Sydney nodded. “What did he take with him?”

“Enough of that drug to help him with the withdrawal symptoms for the next two weeks. If he stays longer, she knows the composition and she said that someone can make more up for her.”

“And Jordan?”

“He’s getting over it. It wasn’t easy for him and he had some bad hours while Jarod was initially recovering, but that’s eased. He’s been better since the plane took off.”

The psychiatrist looked somewhat amused. “No matter how great the distance between them is, the connection they have won’t be affected.”

“Except in his mind,” Major Charles reminded the other man. “And that makes a big difference.”

“Granted.” Sydney stared thoughtfully through the windshield for a few moments and then turned to the other man. “You will let me know how he gets on?”

“Don’t you think he’ll contact you?”

“Not yet.” Sydney's fingers drummed the steering wheel impatiently. “Jarod won’t want to get in touch with anyone from the Centre for the next week or two. The pull of Aurora is still too strong. You’re a much safer option. He knows you helped him to get over it.”
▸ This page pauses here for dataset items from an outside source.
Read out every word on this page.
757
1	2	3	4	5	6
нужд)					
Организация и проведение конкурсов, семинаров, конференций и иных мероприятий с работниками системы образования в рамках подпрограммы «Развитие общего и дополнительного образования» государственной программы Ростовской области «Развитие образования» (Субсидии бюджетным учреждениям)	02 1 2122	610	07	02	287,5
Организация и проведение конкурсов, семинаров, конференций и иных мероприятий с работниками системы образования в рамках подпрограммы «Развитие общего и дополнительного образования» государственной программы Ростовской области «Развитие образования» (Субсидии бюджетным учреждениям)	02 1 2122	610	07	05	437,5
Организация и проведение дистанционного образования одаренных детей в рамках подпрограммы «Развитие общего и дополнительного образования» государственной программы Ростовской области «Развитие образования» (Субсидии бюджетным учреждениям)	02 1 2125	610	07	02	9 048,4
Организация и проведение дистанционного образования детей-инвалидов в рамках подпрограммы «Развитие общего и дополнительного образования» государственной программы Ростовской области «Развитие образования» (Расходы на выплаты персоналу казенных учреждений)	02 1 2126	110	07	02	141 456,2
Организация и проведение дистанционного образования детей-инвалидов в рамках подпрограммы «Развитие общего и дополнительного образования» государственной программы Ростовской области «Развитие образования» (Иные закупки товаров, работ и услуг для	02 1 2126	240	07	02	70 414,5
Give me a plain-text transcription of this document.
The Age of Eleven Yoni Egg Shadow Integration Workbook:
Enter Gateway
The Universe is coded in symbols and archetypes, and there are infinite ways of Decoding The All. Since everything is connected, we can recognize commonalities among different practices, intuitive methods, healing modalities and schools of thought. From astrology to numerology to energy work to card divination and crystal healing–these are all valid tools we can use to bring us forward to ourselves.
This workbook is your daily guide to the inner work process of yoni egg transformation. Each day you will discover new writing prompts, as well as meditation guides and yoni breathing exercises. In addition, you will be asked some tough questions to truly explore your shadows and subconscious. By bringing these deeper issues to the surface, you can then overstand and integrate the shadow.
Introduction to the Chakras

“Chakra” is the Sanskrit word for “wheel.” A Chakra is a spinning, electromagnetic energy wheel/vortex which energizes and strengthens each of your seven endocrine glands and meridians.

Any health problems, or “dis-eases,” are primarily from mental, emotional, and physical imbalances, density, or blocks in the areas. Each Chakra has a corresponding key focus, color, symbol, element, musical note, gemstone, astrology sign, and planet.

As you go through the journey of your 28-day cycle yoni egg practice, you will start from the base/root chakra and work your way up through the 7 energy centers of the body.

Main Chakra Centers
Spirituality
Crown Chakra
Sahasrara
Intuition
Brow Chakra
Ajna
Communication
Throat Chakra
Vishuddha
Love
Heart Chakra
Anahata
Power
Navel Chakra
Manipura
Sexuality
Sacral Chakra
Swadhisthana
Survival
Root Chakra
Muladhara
“And you were the one who supplied the necessary medication, or at least made it available for collection at the post box when we needed it.”

“It was Angelo’s suggestion and Jarod doesn’t know I did it,” the psychiatrist reminded him. “Did he…?”

“He never asked and, as you suggested, I never offered the information.” Charles’ eyes softened. “Don’t you think he ought to be told? He needs to know that you played a part in this too - a very important part.”

For a moment Sydney was tempted, but then old habits reasserted themselves and he shook his head. “No, it’s more important that he knows what you did, what all three of you did. We had our chance. It’s time for him to build a future with his family. I can’t teach him who he is. Not anymore. It’s your turn now.”